La seule fois où le style de négociation de Trump a fonctionné, c’est lorsqu’il l’a utilisé contre plusieurs grands cabinets d’avocats et une poignée de grandes entreprises parce que ce sont de gigantesques lâches qui ont réussi à en savoir encore moins que lui. Son bombardement d’absurdités ne contribuera en rien à mettre fin à l’invasion injustifiée de l’Ukraine par la Russie, le dernier exemple de Trump essayant d’appliquer ses compétences de négociateur en faisant pression sur l’Ukraine pour qu’elle accepte simplement toutes les demandes de la Russie et invite ainsi son adversaire à revenir terminer le travail dans quelques années.

En refusant une offre d’évacuation au début de la guerre, alors que tout le monde, même si la Russie était prête à piétiner son adversaire beaucoup plus petit en quelques jours, le président ukrainien Volodymyr Zelensky a déclaré : « J’ai besoin de munitions, pas d’un véhicule ». J’étais en Ukraine le mois dernier et la volonté du peuple ukrainien de continuer à se battre n’a pas faibli. Ils ne vont pas abandonner leur pays, surtout pas à cause des agitations inefficaces de Trump.

Trump ne peut pas négocier pour sortir d’un sac en papier. Il ferait mieux, et s’en sortirait mieux, s’il se concentrait plutôt sur l’aide à l’Ukraine pour faire sortir militairement la Russie de son pays.

Jonathan Wolf est un avocat plaidant civil et auteur de Your Debt-Free JD (lien affilié).

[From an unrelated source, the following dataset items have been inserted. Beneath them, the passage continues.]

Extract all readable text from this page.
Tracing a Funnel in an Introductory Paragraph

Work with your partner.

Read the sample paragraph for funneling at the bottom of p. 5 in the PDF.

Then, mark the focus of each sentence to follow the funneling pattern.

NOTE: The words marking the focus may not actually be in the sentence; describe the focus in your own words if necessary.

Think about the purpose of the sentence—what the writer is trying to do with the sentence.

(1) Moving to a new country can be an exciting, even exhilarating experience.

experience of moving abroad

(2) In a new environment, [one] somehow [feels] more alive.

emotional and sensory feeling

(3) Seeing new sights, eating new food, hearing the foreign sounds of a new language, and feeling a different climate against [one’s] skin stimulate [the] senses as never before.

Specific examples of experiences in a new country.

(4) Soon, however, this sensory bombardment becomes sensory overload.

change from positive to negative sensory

Il a enseigné la rédaction juridique, écrit pour une grande variété de publications et s’est fait un devoir et un plaisir d’avoir des connaissances financières et scientifiques. Toutes les opinions qu’il exprime sont probablement de l’or pur, mais elles sont néanmoins uniquement les siennes et ne doivent être attribuées à aucune organisation à laquelle il est affilié. De toute façon, il ne voudrait pas partager le mérite. Il est joignable au [email protected].